In two separate sessions representatives of NEMOs, TSOs, and stakeholders discussed topics related to the MCO organization, design, development, implementation, and operation of SDAC and SIDC such as non-uniform pricing (NUP), implementation of 15-min MTU, IDA implementation, curtailment management in EUPHEMIA algorithm among others. In addition, an update was provided on the on-going process of Harmonized Maximum and Minimum Prices Methodologies review.
The presentation of the meeting is available on the All NEMO Committee website here and ENTSO-E website here.
The next MCCG is planned as a hybrid meeting with physical and virtual connection possibility in 2023 early summer. Exact date will be announced later.
SDAC allocates scarce cross-border transmission capacity in the most efficient way by coupling wholesale electricity markets from different regions through a common algorithm, simultaneously taking into account cross-border transmission constraints, thereby maximising social welfare.
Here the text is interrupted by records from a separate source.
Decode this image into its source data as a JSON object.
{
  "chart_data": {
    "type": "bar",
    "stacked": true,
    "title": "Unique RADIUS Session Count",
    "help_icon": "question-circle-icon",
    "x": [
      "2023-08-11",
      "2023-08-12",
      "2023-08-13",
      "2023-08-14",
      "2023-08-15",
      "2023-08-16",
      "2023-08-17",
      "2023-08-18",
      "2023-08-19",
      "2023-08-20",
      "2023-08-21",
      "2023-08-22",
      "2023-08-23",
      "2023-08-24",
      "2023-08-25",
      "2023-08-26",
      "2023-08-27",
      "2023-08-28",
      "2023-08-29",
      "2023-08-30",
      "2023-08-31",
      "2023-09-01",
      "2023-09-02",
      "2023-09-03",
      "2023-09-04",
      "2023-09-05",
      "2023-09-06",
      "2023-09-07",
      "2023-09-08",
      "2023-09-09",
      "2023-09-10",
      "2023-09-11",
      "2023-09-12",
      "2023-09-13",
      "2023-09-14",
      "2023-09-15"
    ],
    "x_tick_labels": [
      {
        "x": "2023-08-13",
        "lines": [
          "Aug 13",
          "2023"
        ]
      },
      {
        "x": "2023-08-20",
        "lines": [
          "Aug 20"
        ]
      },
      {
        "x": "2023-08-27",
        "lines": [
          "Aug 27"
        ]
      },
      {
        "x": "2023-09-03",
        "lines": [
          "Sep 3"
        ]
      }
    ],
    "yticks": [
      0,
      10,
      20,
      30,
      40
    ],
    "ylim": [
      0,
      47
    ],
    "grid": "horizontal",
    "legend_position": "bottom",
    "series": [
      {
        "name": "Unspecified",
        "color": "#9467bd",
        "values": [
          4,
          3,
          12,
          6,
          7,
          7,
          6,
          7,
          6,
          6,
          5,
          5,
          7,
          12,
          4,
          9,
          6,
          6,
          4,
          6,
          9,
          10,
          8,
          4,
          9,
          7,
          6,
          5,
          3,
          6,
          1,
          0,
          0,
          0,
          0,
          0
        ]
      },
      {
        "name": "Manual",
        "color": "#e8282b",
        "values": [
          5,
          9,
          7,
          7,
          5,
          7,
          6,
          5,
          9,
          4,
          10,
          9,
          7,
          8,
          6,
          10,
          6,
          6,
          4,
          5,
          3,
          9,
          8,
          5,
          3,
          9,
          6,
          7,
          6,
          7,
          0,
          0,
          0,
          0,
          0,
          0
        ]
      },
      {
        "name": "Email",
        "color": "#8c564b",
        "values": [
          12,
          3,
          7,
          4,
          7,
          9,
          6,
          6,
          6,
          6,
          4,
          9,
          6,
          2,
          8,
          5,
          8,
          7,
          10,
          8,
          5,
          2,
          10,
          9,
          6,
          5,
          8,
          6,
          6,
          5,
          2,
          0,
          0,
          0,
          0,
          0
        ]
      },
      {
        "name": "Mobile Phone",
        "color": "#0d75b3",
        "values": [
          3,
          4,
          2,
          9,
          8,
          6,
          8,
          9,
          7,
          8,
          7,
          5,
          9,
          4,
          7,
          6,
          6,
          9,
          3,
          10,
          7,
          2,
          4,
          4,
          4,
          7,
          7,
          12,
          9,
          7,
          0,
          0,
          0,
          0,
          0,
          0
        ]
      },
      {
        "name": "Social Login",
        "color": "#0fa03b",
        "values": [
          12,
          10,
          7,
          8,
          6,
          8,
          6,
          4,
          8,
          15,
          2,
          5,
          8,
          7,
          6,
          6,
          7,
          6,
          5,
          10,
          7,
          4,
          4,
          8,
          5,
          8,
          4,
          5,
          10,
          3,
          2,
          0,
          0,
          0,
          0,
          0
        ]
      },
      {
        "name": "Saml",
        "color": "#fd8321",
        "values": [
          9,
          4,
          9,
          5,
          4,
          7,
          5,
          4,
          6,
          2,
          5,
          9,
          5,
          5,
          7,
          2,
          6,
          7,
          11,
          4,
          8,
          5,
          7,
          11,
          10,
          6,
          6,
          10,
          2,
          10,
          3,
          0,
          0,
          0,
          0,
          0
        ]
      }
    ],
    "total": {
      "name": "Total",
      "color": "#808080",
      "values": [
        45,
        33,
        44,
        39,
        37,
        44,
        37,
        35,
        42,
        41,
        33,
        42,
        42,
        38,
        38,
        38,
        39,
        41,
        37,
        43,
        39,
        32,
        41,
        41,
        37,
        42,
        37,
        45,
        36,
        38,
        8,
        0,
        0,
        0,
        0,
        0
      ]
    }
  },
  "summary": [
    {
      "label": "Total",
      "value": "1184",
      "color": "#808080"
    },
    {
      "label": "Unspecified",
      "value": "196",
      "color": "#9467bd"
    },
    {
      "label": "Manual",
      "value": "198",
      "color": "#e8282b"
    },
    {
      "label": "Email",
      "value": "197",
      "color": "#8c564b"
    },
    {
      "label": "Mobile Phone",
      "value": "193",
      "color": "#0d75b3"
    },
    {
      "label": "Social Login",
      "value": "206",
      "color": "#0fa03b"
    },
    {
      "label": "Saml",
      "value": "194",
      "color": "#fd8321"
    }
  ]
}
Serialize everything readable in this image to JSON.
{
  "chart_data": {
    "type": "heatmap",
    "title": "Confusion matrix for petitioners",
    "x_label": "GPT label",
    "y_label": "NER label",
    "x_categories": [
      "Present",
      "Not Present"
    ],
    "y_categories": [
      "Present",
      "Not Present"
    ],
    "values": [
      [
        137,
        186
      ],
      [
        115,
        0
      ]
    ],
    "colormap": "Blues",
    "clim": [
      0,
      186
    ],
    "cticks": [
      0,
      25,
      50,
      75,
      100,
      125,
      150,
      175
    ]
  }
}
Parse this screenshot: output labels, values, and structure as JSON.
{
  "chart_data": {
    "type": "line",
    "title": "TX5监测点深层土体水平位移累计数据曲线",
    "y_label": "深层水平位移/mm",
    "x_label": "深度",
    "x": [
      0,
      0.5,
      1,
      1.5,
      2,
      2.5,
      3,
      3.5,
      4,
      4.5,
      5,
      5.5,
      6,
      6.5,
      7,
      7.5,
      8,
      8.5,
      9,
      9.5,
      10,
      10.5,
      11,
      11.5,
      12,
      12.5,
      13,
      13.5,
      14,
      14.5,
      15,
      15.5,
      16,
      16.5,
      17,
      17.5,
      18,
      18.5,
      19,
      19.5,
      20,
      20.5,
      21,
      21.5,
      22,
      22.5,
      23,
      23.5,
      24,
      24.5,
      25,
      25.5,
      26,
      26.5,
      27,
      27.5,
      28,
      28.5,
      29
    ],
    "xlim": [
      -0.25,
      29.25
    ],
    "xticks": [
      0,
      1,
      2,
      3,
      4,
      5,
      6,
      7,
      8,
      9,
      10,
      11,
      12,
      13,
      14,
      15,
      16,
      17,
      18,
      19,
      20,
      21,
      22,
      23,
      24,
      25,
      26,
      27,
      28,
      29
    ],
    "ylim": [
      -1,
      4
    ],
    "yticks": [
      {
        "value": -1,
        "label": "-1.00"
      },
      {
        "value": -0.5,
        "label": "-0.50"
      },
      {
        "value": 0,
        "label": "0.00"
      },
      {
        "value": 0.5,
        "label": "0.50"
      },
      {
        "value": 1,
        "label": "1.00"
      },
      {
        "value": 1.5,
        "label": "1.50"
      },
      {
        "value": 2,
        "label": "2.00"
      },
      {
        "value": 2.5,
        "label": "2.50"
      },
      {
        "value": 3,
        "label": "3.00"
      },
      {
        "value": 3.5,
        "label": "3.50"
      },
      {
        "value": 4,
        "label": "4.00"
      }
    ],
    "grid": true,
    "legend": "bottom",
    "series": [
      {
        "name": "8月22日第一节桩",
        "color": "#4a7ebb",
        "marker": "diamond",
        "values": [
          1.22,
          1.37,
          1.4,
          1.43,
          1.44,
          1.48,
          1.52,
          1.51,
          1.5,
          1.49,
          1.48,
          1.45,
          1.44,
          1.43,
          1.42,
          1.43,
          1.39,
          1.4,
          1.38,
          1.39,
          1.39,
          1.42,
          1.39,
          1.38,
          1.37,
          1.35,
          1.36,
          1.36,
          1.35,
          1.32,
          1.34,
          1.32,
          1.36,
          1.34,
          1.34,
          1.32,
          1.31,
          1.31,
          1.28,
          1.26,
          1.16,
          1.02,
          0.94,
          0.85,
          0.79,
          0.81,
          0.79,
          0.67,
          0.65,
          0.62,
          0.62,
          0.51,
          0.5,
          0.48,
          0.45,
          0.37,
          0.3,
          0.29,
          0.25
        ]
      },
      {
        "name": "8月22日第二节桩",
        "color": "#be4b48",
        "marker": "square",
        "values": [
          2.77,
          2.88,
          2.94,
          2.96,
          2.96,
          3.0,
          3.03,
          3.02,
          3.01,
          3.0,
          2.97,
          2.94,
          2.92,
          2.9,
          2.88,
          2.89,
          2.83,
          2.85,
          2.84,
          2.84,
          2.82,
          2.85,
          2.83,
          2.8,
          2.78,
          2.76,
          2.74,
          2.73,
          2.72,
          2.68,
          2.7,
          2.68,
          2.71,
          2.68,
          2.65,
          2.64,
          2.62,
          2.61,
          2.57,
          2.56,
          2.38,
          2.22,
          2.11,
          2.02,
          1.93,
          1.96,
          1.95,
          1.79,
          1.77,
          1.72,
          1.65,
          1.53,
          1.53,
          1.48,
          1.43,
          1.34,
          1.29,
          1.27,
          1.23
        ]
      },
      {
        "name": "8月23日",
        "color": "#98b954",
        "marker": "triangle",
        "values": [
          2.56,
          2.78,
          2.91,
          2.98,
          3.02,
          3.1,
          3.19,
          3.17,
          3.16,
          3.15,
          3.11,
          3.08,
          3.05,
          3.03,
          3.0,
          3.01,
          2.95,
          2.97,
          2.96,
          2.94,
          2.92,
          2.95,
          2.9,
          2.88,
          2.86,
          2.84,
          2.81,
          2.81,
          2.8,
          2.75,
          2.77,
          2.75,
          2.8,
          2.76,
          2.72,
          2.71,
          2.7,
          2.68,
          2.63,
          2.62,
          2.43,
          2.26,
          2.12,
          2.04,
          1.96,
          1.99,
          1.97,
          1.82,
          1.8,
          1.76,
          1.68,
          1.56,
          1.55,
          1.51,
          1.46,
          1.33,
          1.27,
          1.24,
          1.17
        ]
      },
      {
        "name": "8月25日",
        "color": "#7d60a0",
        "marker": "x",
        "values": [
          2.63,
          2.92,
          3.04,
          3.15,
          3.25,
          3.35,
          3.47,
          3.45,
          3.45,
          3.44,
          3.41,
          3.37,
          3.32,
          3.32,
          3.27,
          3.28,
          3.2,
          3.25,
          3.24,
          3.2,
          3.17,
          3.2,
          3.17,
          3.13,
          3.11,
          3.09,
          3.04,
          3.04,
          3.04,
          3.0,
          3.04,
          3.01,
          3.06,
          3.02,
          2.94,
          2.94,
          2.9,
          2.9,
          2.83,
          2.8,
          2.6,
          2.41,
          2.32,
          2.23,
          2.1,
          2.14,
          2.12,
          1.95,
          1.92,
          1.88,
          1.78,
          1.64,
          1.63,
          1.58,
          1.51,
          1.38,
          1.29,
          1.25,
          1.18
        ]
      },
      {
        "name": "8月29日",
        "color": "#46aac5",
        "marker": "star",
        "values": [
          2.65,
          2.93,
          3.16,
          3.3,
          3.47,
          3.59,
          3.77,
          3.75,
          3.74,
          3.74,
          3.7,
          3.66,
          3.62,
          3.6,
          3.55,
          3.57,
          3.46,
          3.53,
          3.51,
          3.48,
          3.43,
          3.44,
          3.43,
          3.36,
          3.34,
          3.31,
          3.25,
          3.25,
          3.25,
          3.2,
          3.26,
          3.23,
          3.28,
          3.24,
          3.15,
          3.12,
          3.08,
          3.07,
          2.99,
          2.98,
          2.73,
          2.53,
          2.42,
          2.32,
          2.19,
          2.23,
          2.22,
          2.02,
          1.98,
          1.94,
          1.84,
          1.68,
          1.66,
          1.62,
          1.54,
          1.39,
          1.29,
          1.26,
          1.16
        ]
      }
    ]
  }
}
The aim of SDAC is to create a single pan European cross zonal day-ahead electricity market. An integrated day-ahead market increases the overall efficiency of trading by promoting effective competition, increasing liquidity and enabling a more efficient utilisation of generation resources across Europe.
For additional information on SDAC go to:
The SIDC solution is based on a common IT system with one Shared Order Book, a Capacity Management Module and a Shipping Module. It allows for orders entered by market participants for continuous matching in one bidding zone to be matched by orders similarly submitted by market participants in any other bidding zone within the project’s reach as long as transmission capacity is available. The intraday solution supports both explicit allocation (where approved by the respective National Regulatory Authorities) and implicit continuous trading. It is in line with the EU Target model for an integrated intraday market.
European-wide intraday coupling is a key component for completing the European Internal Energy Market. With the rising share of intermittent generation in the European generation mix, connecting intraday markets through cross-border trading is an increasingly important tool for market parties to keep positions balanced. The purpose of the SIDC initiative is to increase the overall efficiency of intraday trading.